Hz. Peygamber’in hayatına dair rivayetlerin küçük bir bölümü tarihî süreçte sürekli tartışma konusu olmuştur. Bazıları bunlarda anlatılan hususların Allah Rasulü’nün hayatının bir parçası olduğunu iddia ederken diğer kesim ise rivayetlerin sorunlu olduğunu öne sürmüştür. Günümüzde Hz. Muhammed gençlere anlatılırken iki görüşten birini benimsemiş olan her bir taraf hataya düşebilmektedir. Birinci kesim, klasik kitaplarda son elçinin hayatına dair anlatılan her bir şeyi -Hz. Peygamber'i yüceltiyor düşüncesiyle- hakikatmiş gibi kabullenmekte, Allah Rasulü’nün hayatını ve kişiliğini bu rivayetleri de kullanmak suretiyle anlatmaktadır. Bu rivayetleri doğru olarak kabul etmeleri kendi yaklaşımları açısından kabul edilebilir bir durumdur ancak öncelikle ittifakla kabul edilmiş bilgileri anlatmak, sonra da tartışma alanı olan konuları eklemlemek en doğru olanıdır. Bunu yaparken de üzerlerinde tartışmalar olduğu mutlaka dile getirilmeli ve kendisine göre bunların neden doğru olduğu ayrıca izah edilmelidir. Bu yapılmayıp üzerlerinde tartışma olduğundan hiç bahsedilmeden Hz. Peygamber’in hayatının birer parçası olarak anlatıldığında bu rivayetler etrafındaki sorunlarla karşılaşan gençlerde Allah Rasulü’nün yaşamının bütününe karşı hem bir şüphe uyanmasına hem de gönüllerdeki rehberliğinin zedelenmesine yol açabilmektedir. Dolayısıyla önce rivayet açısından sorun bulunmayan büyük alandan başlayarak kutlu elçiyi anlatıp sevdirmek, tartışmalar olan sahayı -tartışmalı olduğunu belirterek- sona bırakmak en doğrusudur.

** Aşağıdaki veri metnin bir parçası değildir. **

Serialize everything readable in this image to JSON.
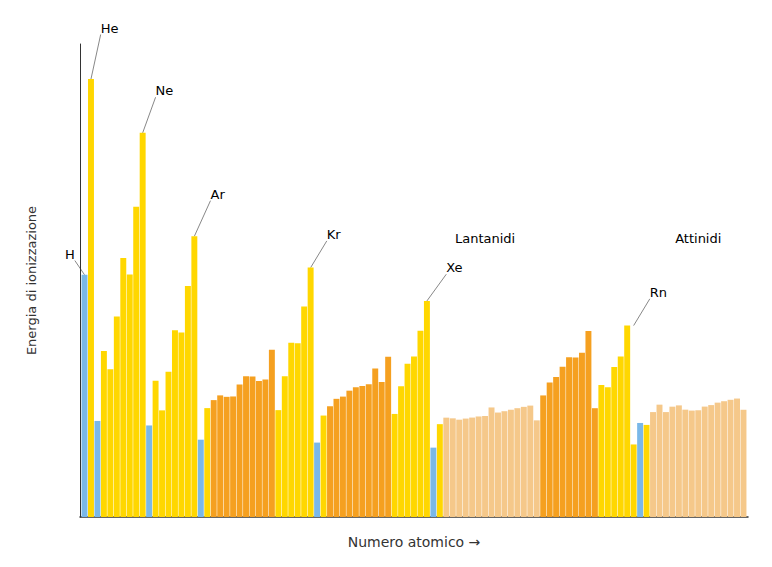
{
  "chart_data": {
    "type": "bar",
    "xlabel": "Numero atomico →",
    "ylabel": "Energia di ionizzazione",
    "x": [
      1,
      2,
      3,
      4,
      5,
      6,
      7,
      8,
      9,
      10,
      11,
      12,
      13,
      14,
      15,
      16,
      17,
      18,
      19,
      20,
      21,
      22,
      23,
      24,
      25,
      26,
      27,
      28,
      29,
      30,
      31,
      32,
      33,
      34,
      35,
      36,
      37,
      38,
      39,
      40,
      41,
      42,
      43,
      44,
      45,
      46,
      47,
      48,
      49,
      50,
      51,
      52,
      53,
      54,
      55,
      56,
      57,
      58,
      59,
      60,
      61,
      62,
      63,
      64,
      65,
      66,
      67,
      68,
      69,
      70,
      71,
      72,
      73,
      74,
      75,
      76,
      77,
      78,
      79,
      80,
      81,
      82,
      83,
      84,
      85,
      86,
      87,
      88,
      89,
      90,
      91,
      92,
      93,
      94,
      95,
      96,
      97,
      98,
      99,
      100,
      101,
      102,
      103
    ],
    "values": [
      13.598,
      24.587,
      5.392,
      9.323,
      8.298,
      11.26,
      14.534,
      13.618,
      17.423,
      21.565,
      5.139,
      7.646,
      5.986,
      8.152,
      10.487,
      10.36,
      12.968,
      15.76,
      4.341,
      6.113,
      6.562,
      6.828,
      6.746,
      6.767,
      7.434,
      7.902,
      7.881,
      7.64,
      7.726,
      9.394,
      5.999,
      7.899,
      9.789,
      9.752,
      11.814,
      14.0,
      4.177,
      5.695,
      6.217,
      6.634,
      6.759,
      7.092,
      7.28,
      7.361,
      7.459,
      8.337,
      7.576,
      8.994,
      5.786,
      7.344,
      8.608,
      9.01,
      10.451,
      12.13,
      3.894,
      5.212,
      5.577,
      5.539,
      5.464,
      5.525,
      5.582,
      5.644,
      5.67,
      6.15,
      5.864,
      5.939,
      6.022,
      6.108,
      6.184,
      6.254,
      5.426,
      6.825,
      7.55,
      7.864,
      8.438,
      8.967,
      8.959,
      9.226,
      10.438,
      6.108,
      7.417,
      7.286,
      8.414,
      9.009,
      10.748,
      4.073,
      5.279,
      5.17,
      5.89,
      6.307,
      5.89,
      6.194,
      6.266,
      6.026,
      5.974,
      5.992,
      6.198,
      6.282,
      6.42,
      6.5,
      6.58,
      6.65,
      6.02
    ],
    "colors": [
      "#7ab8e8",
      "#FFD700",
      "#7ab8e8",
      "#FFD700",
      "#FFD700",
      "#FFD700",
      "#FFD700",
      "#FFD700",
      "#FFD700",
      "#FFD700",
      "#7ab8e8",
      "#FFD700",
      "#FFD700",
      "#FFD700",
      "#FFD700",
      "#FFD700",
      "#FFD700",
      "#FFD700",
      "#7ab8e8",
      "#FFD700",
      "#F5A020",
      "#F5A020",
      "#F5A020",
      "#F5A020",
      "#F5A020",
      "#F5A020",
      "#F5A020",
      "#F5A020",
      "#F5A020",
      "#F5A020",
      "#FFD700",
      "#FFD700",
      "#FFD700",
      "#FFD700",
      "#FFD700",
      "#FFD700",
      "#7ab8e8",
      "#FFD700",
      "#F5A020",
      "#F5A020",
      "#F5A020",
      "#F5A020",
      "#F5A020",
      "#F5A020",
      "#F5A020",
      "#F5A020",
      "#F5A020",
      "#F5A020",
      "#FFD700",
      "#FFD700",
      "#FFD700",
      "#FFD700",
      "#FFD700",
      "#FFD700",
      "#7ab8e8",
      "#FFD700",
      "#F5C88A",
      "#F5C88A",
      "#F5C88A",
      "#F5C88A",
      "#F5C88A",
      "#F5C88A",
      "#F5C88A",
      "#F5C88A",
      "#F5C88A",
      "#F5C88A",
      "#F5C88A",
      "#F5C88A",
      "#F5C88A",
      "#F5C88A",
      "#F5C88A",
      "#F5A020",
      "#F5A020",
      "#F5A020",
      "#F5A020",
      "#F5A020",
      "#F5A020",
      "#F5A020",
      "#F5A020",
      "#F5A020",
      "#FFD700",
      "#FFD700",
      "#FFD700",
      "#FFD700",
      "#FFD700",
      "#FFD700",
      "#7ab8e8",
      "#FFD700",
      "#F5C88A",
      "#F5C88A",
      "#F5C88A",
      "#F5C88A",
      "#F5C88A",
      "#F5C88A",
      "#F5C88A",
      "#F5C88A",
      "#F5C88A",
      "#F5C88A",
      "#F5C88A",
      "#F5C88A",
      "#F5C88A",
      "#F5C88A",
      "#F5C88A"
    ],
    "xlim": [
      0.3,
      103.7
    ],
    "ylim": [
      0,
      26.55396
    ],
    "tick_labels": false,
    "grid": false,
    "annotations": [
      {
        "text": "H",
        "x": 1,
        "y": 13.598,
        "text_x": -0.5,
        "text_y": 14.398
      },
      {
        "text": "He",
        "x": 2,
        "y": 24.587,
        "text_x": 3.5,
        "text_y": 27.087
      },
      {
        "text": "Ne",
        "x": 10,
        "y": 21.565,
        "text_x": 12.0,
        "text_y": 23.565
      },
      {
        "text": "Ar",
        "x": 18,
        "y": 15.76,
        "text_x": 20.5,
        "text_y": 17.76
      },
      {
        "text": "Kr",
        "x": 36,
        "y": 14.0,
        "text_x": 38.5,
        "text_y": 15.5
      },
      {
        "text": "Xe",
        "x": 54,
        "y": 12.13,
        "text_x": 57.0,
        "text_y": 13.63
      },
      {
        "text": "Rn",
        "x": 86,
        "y": 10.748,
        "text_x": 88.5,
        "text_y": 12.248
      }
    ],
    "labels": [
      {
        "text": "Lantanidi",
        "x": 63,
        "y": 15.24394
      },
      {
        "text": "Attinidi",
        "x": 96,
        "y": 15.24394
      }
    ]
  }
}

Hz. Peygamber’in hayatını gençlere anlatırken kendince problemli gördüğü rivayetleri araya serpiştirerek eleştirel dille anlatanlara gelince bu kişiler, gençlerin Hz. Peygamber’in hayatıyla ilgili neye inanacakları neye inanmayacakları noktasında kafalarının karışmasına ve her şeyden şüpheye düşmelerine neden olmakta, kalplerde katıksız peygamber sevgisinin oluşmasına zarar vermektedirler. Oysa onların da tartışmalı konuları sona saklayarak önce sağlam ve ortak kabulle benimsenmiş bilgilerle temeli attıktan sonra tartışmalı alana değinmeleri güzel olur. Çünkü temeli sağlam malzemeden atmadan harcın arasına zarar verici maddeler boca etmek, binanın sağlamlığına zarar verir. Ülkemizde bu husus, bazılarınca dikkate alınmadığından her şeye şüpheyle bakan, Hz. Peygamber’den gelen her bir rivayet hakkında “gerçek olmama ihtimali var” endişesi taşıyan bir zümre yetişmiştir ki bu gençlerin gönüllerinde Hz. Peygamber’in rehberliğinin sabit bir yer tuttuğundan bahsetmemiz zordur.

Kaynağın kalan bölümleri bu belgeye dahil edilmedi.